On the eve of Tuesday's historic summit between US President Donald Trump and DPRK leader Kim Jong-un in Singapore, the DPRK is a nation birthing to come in from the cold. Rudi Sirr, a special economic adviser to the DPRK Premier Pak Bong-ju, has said: "There has been a very distinct shift within Chairman Kim (Jong-un) has surrounded himself with advisers and key policymakers who have mostly studied and lived abroad. The DPRK is now looking outwards, not inwards. This is the biggest change."
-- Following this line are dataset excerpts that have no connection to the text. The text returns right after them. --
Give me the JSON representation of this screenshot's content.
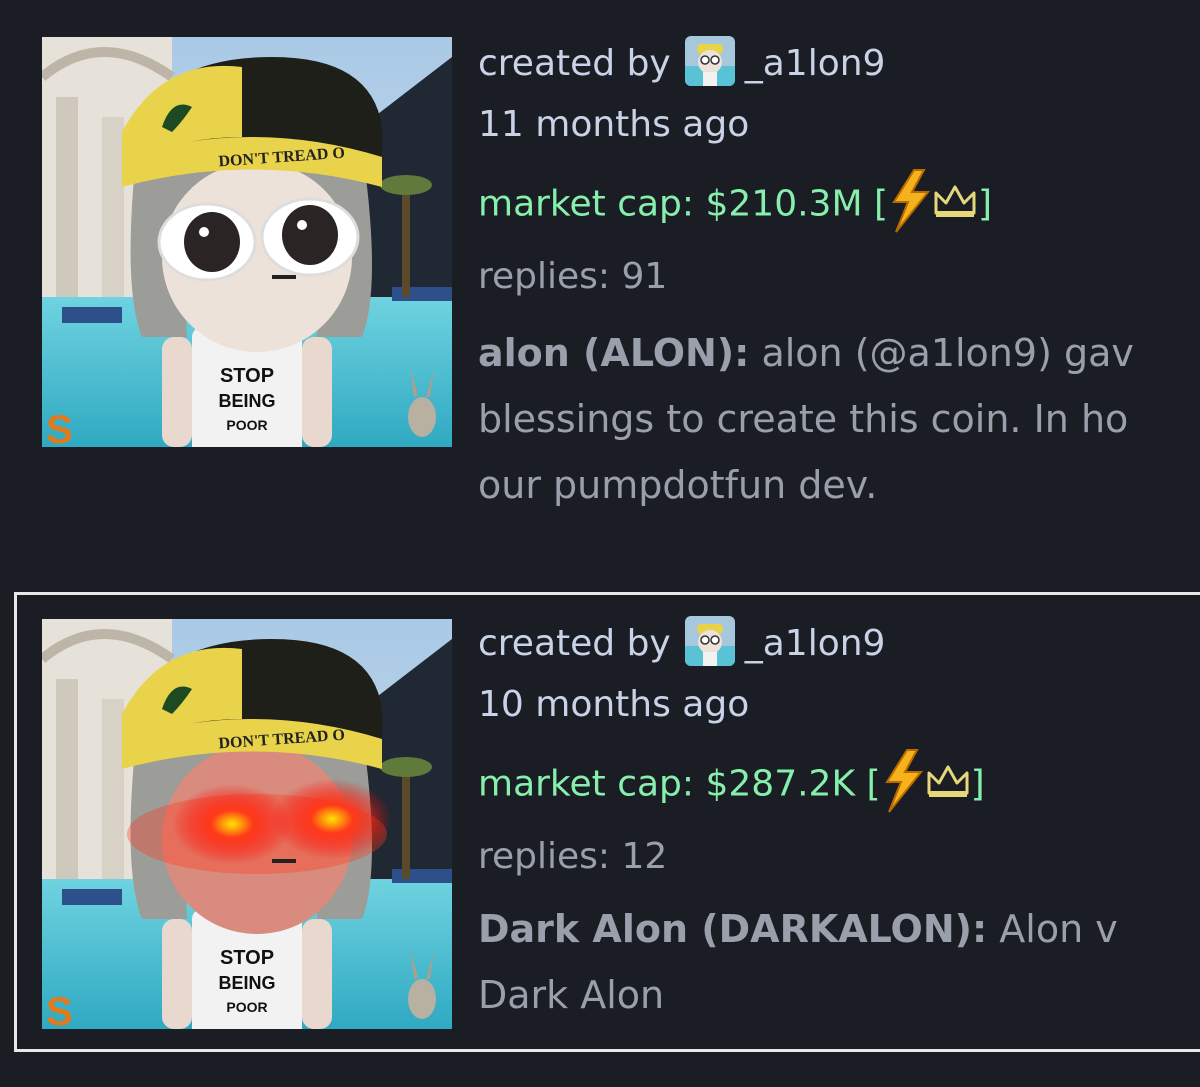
{
  "cards": [
    {
      "creator_prefix": "created by",
      "creator_name": "_a1lon9",
      "age": "11 months ago",
      "market_cap": "market cap: $210.3M",
      "bracket_open": "[",
      "bracket_close": "]",
      "badges": [
        "lightning-bolt-icon",
        "crown-icon"
      ],
      "replies": "replies: 91",
      "coin_title": "alon (ALON):",
      "description_lines": [
        " alon (@a1lon9) gav",
        "blessings to create this coin. In ho",
        "our pumpdotfun dev."
      ],
      "image_text": {
        "cap": "DON'T TREAD O",
        "shirt": [
          "STOP",
          "BEING",
          "POOR"
        ],
        "logo": "S"
      }
    },
    {
      "creator_prefix": "created by",
      "creator_name": "_a1lon9",
      "age": "10 months ago",
      "market_cap": "market cap: $287.2K",
      "bracket_open": "[",
      "bracket_close": "]",
      "badges": [
        "lightning-bolt-icon",
        "crown-icon"
      ],
      "replies": "replies: 12",
      "coin_title": "Dark Alon (DARKALON):",
      "description_lines": [
        " Alon v",
        "Dark Alon"
      ],
      "image_text": {
        "cap": "DON'T TREAD O",
        "shirt": [
          "STOP",
          "BEING",
          "POOR"
        ],
        "logo": "S"
      }
    }
  ],
  "colors": {
    "background": "#1b1d24",
    "text": "#c9d3e8",
    "market_cap": "#86efac",
    "muted": "#9aa0ab",
    "selected_border": "#e8e8e8"
  }
}
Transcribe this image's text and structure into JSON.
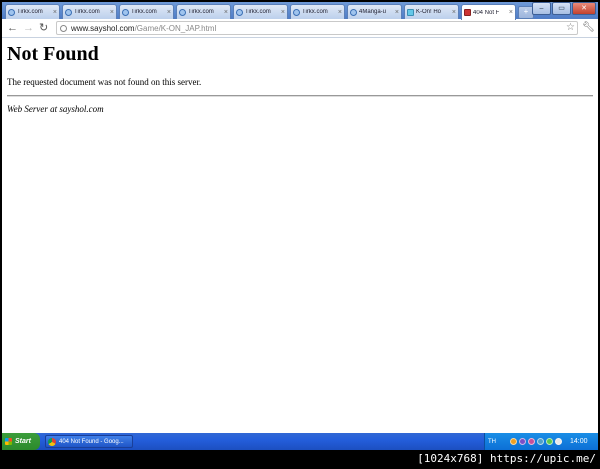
{
  "tabs": [
    {
      "label": "Tirkx.com",
      "icon": "globe-icon"
    },
    {
      "label": "Tirkx.com",
      "icon": "globe-icon"
    },
    {
      "label": "Tirkx.com",
      "icon": "globe-icon"
    },
    {
      "label": "Tirkx.com",
      "icon": "globe-icon"
    },
    {
      "label": "Tirkx.com",
      "icon": "globe-icon"
    },
    {
      "label": "Tirkx.com",
      "icon": "globe-icon"
    },
    {
      "label": "4Manga-u",
      "icon": "globe-icon"
    },
    {
      "label": "K-On! Ho",
      "icon": "site-icon"
    },
    {
      "label": "404 Not F",
      "icon": "site-icon",
      "active": true
    }
  ],
  "toolbar": {
    "url_domain": "www.sayshol.com",
    "url_path": "/Game/K-ON_JAP.html"
  },
  "page": {
    "heading": "Not Found",
    "message": "The requested document was not found on this server.",
    "address": "Web Server at sayshol.com"
  },
  "taskbar": {
    "start_label": "Start",
    "task_label": "404 Not Found - Goog...",
    "lang": "TH",
    "clock": "14:00"
  },
  "caption": "[1024x768] https://upic.me/",
  "colors": {
    "taskbar": "#245edb",
    "start": "#3c9e3c",
    "tabstrip": "#6f9ad8"
  }
}
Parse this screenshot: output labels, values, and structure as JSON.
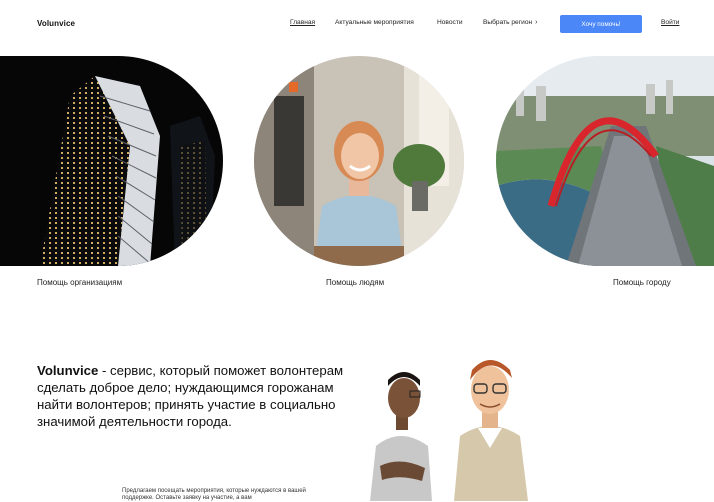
{
  "header": {
    "logo": "Volunvice",
    "nav": [
      {
        "label": "Главная",
        "active": true
      },
      {
        "label": "Актуальные мероприятия",
        "active": false
      },
      {
        "label": "Новости",
        "active": false
      },
      {
        "label": "Выбрать регион",
        "active": false
      }
    ],
    "region_chevron": "›",
    "cta_label": "Хочу помочь!",
    "login_label": "Войти",
    "accent_color": "#4b87f6"
  },
  "categories": [
    {
      "label": "Помощь организациям",
      "image": "skyscraper-photo"
    },
    {
      "label": "Помощь людям",
      "image": "smiling-woman-photo"
    },
    {
      "label": "Помощь городу",
      "image": "red-arch-bridge-photo"
    }
  ],
  "about": {
    "brand": "Volunvice",
    "text": " - сервис, который поможет волонтерам сделать доброе дело; нуждающимся горожанам найти волонтеров; принять участие в социально значимой деятельности города.",
    "small_text": "Предлагаем посещать мероприятия, которые нуждаются в вашей поддержке. Оставьте заявку на участие, а вам"
  }
}
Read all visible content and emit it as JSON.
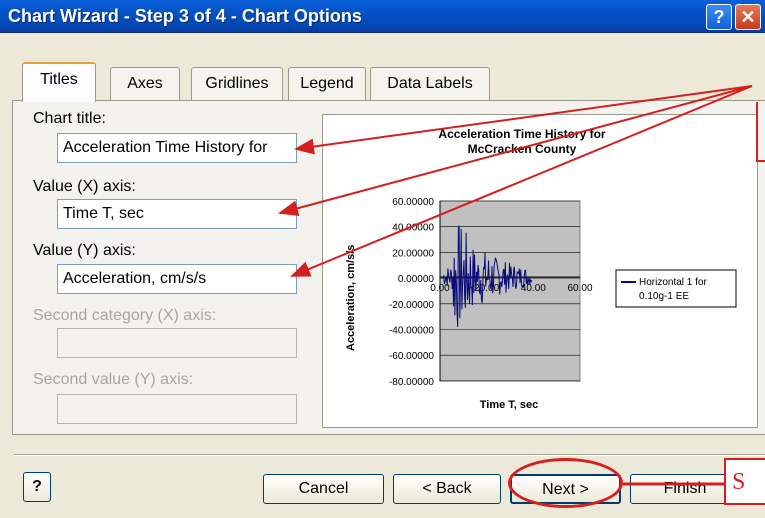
{
  "window": {
    "title": "Chart Wizard - Step 3 of 4 - Chart Options",
    "help_glyph": "?",
    "close_glyph": "✕"
  },
  "tabs": [
    {
      "label": "Titles",
      "active": true
    },
    {
      "label": "Axes"
    },
    {
      "label": "Gridlines"
    },
    {
      "label": "Legend"
    },
    {
      "label": "Data Labels"
    }
  ],
  "form": {
    "chart_title_label": "Chart title:",
    "chart_title_value": "Acceleration Time History for",
    "x_axis_label": "Value (X) axis:",
    "x_axis_value": "Time T, sec",
    "y_axis_label": "Value (Y) axis:",
    "y_axis_value": "Acceleration, cm/s/s",
    "second_x_label": "Second category (X) axis:",
    "second_y_label": "Second value (Y) axis:"
  },
  "preview": {
    "title_line1": "Acceleration Time History for",
    "title_line2": "McCracken County",
    "xlabel": "Time T, sec",
    "ylabel": "Acceleration, cm/s/s",
    "y_ticks": [
      "60.00000",
      "40.00000",
      "20.00000",
      "0.00000",
      "-20.00000",
      "-40.00000",
      "-60.00000",
      "-80.00000"
    ],
    "x_ticks": [
      "0.00",
      "20.00",
      "40.00",
      "60.00"
    ],
    "legend_line1": "Horizontal 1 for",
    "legend_line2": "0.10g-1 EE",
    "series_color": "#0a0a7a",
    "plot_bg": "#c0c0c0"
  },
  "buttons": {
    "help": "?",
    "cancel": "Cancel",
    "back": "< Back",
    "next": "Next >",
    "finish": "Finish"
  },
  "annotation": {
    "callout_letter": "S",
    "arrow_color": "#d41f1f"
  }
}
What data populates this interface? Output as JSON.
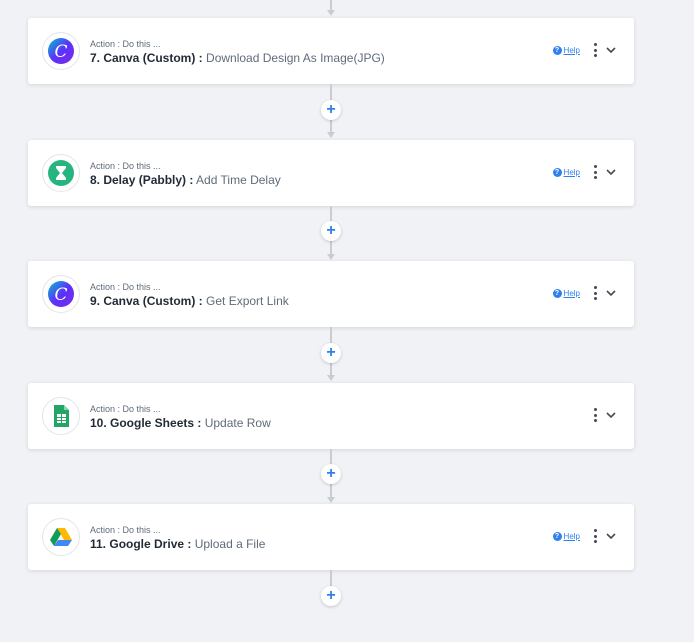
{
  "colors": {
    "background": "#f0f2f5",
    "card": "#ffffff",
    "accent": "#2f80ed",
    "connector": "#c9ccd1"
  },
  "add_step_label": "+",
  "steps": [
    {
      "caption": "Action : Do this ...",
      "title": "7. Canva (Custom) :",
      "description": "Download Design As Image(JPG)",
      "icon": "canva-icon",
      "help_label": "Help",
      "has_help": true
    },
    {
      "caption": "Action : Do this ...",
      "title": "8. Delay (Pabbly) :",
      "description": "Add Time Delay",
      "icon": "hourglass-delay-icon",
      "help_label": "Help",
      "has_help": true
    },
    {
      "caption": "Action : Do this ...",
      "title": "9. Canva (Custom) :",
      "description": "Get Export Link",
      "icon": "canva-icon",
      "help_label": "Help",
      "has_help": true
    },
    {
      "caption": "Action : Do this ...",
      "title": "10. Google Sheets :",
      "description": "Update Row",
      "icon": "google-sheets-icon",
      "help_label": "",
      "has_help": false
    },
    {
      "caption": "Action : Do this ...",
      "title": "11. Google Drive :",
      "description": "Upload a File",
      "icon": "google-drive-icon",
      "help_label": "Help",
      "has_help": true
    }
  ]
}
More specifically, Pyongyang is looking to the models of opening-up and reform adopted by China, and later by Vietnam and Laos. Clearly the need for cheap labor will be a magnate for investment when the DPRK's economy begins to open up. Determination by both the Republic of Korean President Moon Jae-in and Kim Jong-un to proceed in direct economic engagement, regardless of the roller coaster about-face decisions or Twitter feeds of Trump, heralds an era of cross-border investments that is reminiscent of the days when Hong Kong led all global investments on the Chinese mainland focusing on the special economic zones of the southern region.
In some ways, the dynamics of the Korean Peninsula politics is just responding to an economic momentum already in play. Since Kim took power, the DPRK's GDP has soared 17 percent driven by a construction industry boom bent on remaking Pyongyang in anticipation of change. That in turn has sparked the emergence of a small urban middle class, which has begun to use a local credit card system run through the central bank. A fledgling private sector is also emerging, from cafes and restaurants to rock bands and kids playing with cell phones.
Underscoring these socioeconomic changes, the number of mobile phone users in the DPRK has increased to 3 million since the Egyptian mobile provider Orascom entered the market in 2008. Purchasing power is demonstrated at a cost of $300-500 per phone unit. Phones and monthly subscriptions are paid in foreign exchange, which the DPRK's fledgling middle class has despite the sanctions.
The only question is, when will the United States lift the sanctions?
In the end, just a simple meeting between Trump and Kim in itself will be a historic breakthrough. Even if tempered by the White House's idiosyncratic patterns of flip-flop diplomacy. The key question will be whether this meeting can put into momentum a process for laying down a reasonable and rational blueprint for lifting sanctions against the DPRK. Then everything changes.
The bottom line is: when US sanctions against a nation are lifted, economies open up, reform occurs and people's lives can flourish. But when economic sanctions are imposed on any country, it amounts to a blockade. People cannot have access to capital finance, trade ceases, and information is cut along with access to imported medicines and pharmaceuticals.
Sanctions are at the core of everything against globalization: openness of capital, trade and free flow of ideas, not to mention the basic right to medicines and livelihood.
In short, economic sanctions are one of the gravest violations of human rights on our planet perpetuated today. Now it is time to abolish sanctions.
The author is the founding director of Himalayan Consensus and a senior international fellow at the Center for China and Globalization.